The covered population and risk-adjustment difference drive a significant increment of current premium differentials. Within a state, total catastrophic premiums only need to be sufficient to cover the claims costs of a young population that is self-selected to be reasonably healthy because of the high cost sharing.
Bronze plans are part of the larger metal risk-adjustment pool and typically are net payers into the risk-adjustment pool. Bronze premiums must be sufficient to cover all claims from the bronze plan buyers as well as an additional increment that is used to cover some of the claims incurred by the more morbid silver, gold, and platinum buyers.

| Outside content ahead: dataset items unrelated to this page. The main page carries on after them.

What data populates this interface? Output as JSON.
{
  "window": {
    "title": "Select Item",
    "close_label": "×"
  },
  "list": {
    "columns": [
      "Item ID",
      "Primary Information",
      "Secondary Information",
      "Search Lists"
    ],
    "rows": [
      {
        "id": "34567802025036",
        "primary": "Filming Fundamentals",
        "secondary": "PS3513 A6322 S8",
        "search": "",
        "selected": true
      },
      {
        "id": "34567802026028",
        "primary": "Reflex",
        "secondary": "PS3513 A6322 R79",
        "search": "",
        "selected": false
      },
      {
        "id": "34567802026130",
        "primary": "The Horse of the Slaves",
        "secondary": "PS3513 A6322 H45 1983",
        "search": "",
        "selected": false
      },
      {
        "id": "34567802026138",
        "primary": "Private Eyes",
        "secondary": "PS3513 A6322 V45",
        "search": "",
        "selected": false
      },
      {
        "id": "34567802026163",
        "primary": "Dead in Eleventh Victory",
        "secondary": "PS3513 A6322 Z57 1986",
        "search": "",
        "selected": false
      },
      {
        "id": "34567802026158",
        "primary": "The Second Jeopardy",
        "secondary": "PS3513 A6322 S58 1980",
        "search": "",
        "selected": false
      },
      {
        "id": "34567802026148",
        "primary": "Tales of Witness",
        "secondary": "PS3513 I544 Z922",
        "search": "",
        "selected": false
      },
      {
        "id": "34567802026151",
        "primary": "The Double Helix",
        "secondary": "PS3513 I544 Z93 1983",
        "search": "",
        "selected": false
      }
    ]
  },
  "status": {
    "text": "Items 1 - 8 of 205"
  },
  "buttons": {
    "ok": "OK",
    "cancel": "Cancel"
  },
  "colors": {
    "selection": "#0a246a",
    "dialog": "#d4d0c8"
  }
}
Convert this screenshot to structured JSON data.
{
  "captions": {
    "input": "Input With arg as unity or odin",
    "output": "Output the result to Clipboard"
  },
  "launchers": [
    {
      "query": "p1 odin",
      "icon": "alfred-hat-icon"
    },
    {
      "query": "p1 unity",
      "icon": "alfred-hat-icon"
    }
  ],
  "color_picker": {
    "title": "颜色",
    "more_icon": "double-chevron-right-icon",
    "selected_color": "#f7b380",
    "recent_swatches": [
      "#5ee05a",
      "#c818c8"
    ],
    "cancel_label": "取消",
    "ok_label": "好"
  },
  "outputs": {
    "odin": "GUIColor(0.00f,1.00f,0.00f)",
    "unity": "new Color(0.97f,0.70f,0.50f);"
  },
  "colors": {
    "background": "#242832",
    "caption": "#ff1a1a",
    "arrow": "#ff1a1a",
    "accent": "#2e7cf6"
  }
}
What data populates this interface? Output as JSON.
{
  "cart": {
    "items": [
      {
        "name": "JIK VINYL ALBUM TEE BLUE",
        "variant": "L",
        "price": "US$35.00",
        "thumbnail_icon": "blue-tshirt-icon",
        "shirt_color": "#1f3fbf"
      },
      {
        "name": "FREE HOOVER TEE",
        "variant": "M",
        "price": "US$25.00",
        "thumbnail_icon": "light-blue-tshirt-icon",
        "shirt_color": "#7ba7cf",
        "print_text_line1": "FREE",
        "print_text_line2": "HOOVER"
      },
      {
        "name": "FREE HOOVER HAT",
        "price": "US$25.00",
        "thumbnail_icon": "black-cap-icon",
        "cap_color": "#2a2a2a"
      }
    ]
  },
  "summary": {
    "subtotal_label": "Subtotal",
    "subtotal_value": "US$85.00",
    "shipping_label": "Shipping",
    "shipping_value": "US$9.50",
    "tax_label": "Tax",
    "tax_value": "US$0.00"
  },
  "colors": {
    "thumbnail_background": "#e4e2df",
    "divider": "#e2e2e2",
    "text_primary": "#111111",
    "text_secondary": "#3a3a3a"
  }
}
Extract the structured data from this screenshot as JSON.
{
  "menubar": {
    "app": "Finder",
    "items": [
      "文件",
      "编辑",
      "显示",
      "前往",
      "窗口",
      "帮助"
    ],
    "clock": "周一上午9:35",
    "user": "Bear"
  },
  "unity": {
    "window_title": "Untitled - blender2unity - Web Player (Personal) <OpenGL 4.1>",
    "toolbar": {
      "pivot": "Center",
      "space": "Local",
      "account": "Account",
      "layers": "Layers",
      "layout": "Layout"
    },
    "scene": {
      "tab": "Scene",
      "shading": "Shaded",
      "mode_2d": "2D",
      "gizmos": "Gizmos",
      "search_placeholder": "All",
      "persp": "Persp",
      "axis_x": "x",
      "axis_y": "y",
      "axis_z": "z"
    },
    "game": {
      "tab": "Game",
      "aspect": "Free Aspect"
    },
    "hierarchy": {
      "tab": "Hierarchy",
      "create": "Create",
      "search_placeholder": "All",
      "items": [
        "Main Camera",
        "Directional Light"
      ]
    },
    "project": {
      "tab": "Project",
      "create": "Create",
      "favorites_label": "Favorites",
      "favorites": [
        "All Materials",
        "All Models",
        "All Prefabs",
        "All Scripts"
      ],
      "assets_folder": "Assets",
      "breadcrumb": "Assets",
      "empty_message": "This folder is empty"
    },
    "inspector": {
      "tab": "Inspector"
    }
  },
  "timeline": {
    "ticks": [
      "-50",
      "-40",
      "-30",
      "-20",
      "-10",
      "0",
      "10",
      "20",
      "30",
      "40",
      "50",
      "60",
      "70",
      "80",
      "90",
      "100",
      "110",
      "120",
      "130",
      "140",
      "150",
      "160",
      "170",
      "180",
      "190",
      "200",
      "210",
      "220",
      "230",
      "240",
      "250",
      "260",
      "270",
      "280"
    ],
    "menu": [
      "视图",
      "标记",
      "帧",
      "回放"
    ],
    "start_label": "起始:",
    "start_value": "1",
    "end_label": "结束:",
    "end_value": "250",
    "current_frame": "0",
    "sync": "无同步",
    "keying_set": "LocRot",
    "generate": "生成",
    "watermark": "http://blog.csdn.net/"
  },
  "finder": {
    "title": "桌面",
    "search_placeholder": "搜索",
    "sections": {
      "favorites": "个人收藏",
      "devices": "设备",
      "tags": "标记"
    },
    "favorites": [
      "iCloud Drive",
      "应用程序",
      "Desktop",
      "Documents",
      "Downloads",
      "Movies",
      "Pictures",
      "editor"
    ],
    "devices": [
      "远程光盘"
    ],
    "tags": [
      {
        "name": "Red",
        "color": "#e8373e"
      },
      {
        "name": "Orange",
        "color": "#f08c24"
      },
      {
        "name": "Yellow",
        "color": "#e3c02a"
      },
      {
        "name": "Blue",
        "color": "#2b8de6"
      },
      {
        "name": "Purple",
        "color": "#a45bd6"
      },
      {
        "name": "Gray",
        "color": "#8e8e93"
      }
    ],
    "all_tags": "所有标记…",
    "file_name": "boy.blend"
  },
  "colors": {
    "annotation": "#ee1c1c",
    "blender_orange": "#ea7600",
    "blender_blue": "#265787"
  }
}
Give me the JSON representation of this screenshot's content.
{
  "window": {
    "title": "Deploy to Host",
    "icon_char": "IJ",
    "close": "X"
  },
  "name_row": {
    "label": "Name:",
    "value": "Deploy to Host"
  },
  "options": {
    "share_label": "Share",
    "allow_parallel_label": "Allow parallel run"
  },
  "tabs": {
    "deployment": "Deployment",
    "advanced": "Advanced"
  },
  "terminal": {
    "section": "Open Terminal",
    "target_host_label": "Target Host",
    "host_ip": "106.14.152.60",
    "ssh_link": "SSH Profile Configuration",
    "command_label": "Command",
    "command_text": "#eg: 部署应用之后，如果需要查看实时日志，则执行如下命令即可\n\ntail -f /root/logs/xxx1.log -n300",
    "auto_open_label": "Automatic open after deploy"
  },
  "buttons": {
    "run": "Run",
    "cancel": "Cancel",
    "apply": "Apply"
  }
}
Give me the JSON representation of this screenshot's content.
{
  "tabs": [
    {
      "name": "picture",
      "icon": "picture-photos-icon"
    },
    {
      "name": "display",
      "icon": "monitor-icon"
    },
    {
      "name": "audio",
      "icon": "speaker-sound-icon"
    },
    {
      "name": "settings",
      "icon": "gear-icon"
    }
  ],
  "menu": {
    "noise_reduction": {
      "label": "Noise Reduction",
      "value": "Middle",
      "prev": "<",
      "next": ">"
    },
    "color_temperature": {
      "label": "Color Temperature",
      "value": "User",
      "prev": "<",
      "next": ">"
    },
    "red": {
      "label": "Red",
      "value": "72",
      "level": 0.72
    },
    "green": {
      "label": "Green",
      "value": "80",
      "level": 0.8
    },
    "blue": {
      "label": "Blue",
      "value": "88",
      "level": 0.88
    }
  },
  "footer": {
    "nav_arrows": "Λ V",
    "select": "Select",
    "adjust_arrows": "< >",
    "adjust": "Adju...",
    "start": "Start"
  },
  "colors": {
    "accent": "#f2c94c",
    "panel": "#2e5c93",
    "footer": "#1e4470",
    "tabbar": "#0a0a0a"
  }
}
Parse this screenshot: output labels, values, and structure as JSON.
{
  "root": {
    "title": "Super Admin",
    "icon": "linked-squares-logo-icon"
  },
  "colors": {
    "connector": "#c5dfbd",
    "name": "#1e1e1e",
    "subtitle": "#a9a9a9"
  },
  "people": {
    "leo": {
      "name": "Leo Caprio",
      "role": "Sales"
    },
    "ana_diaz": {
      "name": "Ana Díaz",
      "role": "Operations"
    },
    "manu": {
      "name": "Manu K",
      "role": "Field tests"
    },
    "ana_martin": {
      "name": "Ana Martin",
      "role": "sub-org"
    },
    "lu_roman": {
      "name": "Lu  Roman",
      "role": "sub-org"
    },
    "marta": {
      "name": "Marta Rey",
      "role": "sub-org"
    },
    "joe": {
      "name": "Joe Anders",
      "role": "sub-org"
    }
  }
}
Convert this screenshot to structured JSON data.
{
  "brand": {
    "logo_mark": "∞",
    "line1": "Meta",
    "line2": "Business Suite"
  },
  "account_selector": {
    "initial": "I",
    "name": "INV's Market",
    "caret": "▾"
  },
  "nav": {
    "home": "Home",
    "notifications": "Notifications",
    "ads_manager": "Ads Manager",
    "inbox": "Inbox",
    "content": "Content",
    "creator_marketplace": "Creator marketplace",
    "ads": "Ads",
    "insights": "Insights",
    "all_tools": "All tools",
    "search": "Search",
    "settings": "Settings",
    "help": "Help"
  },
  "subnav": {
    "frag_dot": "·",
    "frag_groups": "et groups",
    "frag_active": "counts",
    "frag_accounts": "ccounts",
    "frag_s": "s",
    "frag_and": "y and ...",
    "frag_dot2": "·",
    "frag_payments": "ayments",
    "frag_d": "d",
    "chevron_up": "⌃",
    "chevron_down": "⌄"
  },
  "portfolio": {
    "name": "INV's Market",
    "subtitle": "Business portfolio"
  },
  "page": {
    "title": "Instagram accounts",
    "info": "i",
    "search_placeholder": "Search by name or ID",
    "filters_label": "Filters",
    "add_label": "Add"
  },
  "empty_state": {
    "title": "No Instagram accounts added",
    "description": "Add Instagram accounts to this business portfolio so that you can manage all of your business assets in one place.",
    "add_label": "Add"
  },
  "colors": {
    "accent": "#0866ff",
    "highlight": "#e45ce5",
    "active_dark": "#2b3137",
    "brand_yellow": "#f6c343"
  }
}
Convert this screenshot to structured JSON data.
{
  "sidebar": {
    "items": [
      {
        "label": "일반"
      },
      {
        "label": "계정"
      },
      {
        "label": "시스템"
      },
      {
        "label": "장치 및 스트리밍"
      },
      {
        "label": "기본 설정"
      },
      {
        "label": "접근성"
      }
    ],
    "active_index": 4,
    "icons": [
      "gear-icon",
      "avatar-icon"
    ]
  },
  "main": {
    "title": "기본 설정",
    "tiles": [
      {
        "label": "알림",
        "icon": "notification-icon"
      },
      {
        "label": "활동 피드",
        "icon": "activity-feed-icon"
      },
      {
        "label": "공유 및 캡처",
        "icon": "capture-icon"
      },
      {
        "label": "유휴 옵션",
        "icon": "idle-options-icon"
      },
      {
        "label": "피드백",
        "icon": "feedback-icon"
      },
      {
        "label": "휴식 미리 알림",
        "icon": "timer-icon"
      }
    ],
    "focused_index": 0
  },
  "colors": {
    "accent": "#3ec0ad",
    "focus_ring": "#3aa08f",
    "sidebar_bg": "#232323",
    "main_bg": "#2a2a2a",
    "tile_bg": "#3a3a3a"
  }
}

Colorado has considered a waiver that would open up Catastrophic plans for everyone conditional on the state not losing APTC dollars. Their actuarial analysis by Wakely showed that opening up Catastrophic plans would increase premiums and increase APTC for the people who remain in the metal pool. Total federal costs would increase which violates the budget neutrality guardrail:
Wakely estimates that APTC costs would increase between 0% and 6.6% for the first year of the waiver. Consequently, it is likely that allowing greater enrollment in Catastrophic plans would not meet the Federal deficit requirement as part of a 1332 waiver.
This waiver concept only works by significantly reducing the subsidies available to currently APTC eligible individuals. Funds are shifted out of the metal plans as very low cost individuals would migrate to Catastrophic plans or to underwritten plans with low premiums. The cross-subsidization of the sick by the healthy is greatly reduced which means that the premiums for the remaining people in the metal plans has to go up.
All of these concepts can be mixed and matched. It is possible under this new guidance for a reinsurance program to be part of an Iowa Stopgap Measure like subsidy re-allocation which is then tied into opening up funding for non-community rated non-guaranteed issued short term limited duration plans.